Now they say they have to go, that the tobacco probably messed with her blood vessels and now her tissues are dying. She imagines angry blood vessels scowling as they inflate like pufferfish.
The toes are the first of her body to crumple and fall away. Her bad habit has gone too far and she regrets it. She regrets not letting her toes see the world before they leave it.
She wonders what they would enjoy most before they are let go. She thinks of the photos she's seen on calendars and vacation brochures of feet at the ocean's edge, the waves coming up to tickle them. She drives to the Jersey shore and tries it. But it's April and the water is cold and dark, and she cries out when it reaches her. This has only made her more afraid.
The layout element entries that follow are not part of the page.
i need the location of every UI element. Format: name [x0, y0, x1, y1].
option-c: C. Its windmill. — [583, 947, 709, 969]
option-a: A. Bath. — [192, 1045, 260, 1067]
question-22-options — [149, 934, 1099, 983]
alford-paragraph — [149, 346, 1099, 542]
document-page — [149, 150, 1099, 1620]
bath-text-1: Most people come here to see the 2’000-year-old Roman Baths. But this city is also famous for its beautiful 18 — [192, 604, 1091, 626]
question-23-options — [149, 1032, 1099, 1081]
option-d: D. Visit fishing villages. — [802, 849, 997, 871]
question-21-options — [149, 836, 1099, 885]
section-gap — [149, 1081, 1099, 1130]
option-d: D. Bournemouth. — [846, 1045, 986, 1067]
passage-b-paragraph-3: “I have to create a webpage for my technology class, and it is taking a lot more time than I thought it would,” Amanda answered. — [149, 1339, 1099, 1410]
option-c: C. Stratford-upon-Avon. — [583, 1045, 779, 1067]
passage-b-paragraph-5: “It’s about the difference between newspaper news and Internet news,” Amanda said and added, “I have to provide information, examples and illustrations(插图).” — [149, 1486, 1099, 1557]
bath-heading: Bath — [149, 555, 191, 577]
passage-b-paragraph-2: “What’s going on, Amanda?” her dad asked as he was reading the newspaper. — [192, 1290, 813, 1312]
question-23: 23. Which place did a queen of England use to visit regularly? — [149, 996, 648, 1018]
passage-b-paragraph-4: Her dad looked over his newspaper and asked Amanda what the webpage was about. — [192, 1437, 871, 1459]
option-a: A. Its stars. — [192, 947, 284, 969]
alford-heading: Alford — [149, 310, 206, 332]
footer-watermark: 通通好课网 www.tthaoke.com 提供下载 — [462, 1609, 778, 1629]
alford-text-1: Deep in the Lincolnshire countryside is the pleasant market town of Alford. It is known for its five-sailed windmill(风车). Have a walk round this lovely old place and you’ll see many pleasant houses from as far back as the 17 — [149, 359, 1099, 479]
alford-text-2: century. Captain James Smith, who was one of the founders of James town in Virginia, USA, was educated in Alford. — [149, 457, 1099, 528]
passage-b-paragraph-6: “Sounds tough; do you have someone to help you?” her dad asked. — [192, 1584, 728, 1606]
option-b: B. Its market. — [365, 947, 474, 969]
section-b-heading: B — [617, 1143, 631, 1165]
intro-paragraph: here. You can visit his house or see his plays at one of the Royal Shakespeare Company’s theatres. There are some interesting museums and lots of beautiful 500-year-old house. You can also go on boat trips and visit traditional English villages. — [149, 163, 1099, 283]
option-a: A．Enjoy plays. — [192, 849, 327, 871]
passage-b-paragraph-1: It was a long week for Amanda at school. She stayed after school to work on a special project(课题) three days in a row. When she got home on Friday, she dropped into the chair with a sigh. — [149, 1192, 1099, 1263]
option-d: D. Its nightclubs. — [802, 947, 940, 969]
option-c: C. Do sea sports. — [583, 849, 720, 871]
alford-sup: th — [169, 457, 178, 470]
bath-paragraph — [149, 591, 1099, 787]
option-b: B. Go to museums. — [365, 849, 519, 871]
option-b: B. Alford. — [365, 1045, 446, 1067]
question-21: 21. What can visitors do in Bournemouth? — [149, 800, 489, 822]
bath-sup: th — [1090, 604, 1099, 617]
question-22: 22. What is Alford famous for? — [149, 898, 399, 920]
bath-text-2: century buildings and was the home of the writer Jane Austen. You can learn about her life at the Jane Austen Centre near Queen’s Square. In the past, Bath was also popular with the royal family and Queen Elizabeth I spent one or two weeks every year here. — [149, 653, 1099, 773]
She decides to have it done at home, in Florida, where her mother can care for her afterward. Margaret has just remarried and moved into a house with a pool out back. The night before they have to be let go, Margaret makes everyone cookies, and they stay up late talking about everything but what's going to happen. When everyone is finally asleep, Joan goes out to sit in the dark by the pool with her feet in the water. She thanks her toes for hanging around so long where they were not loved.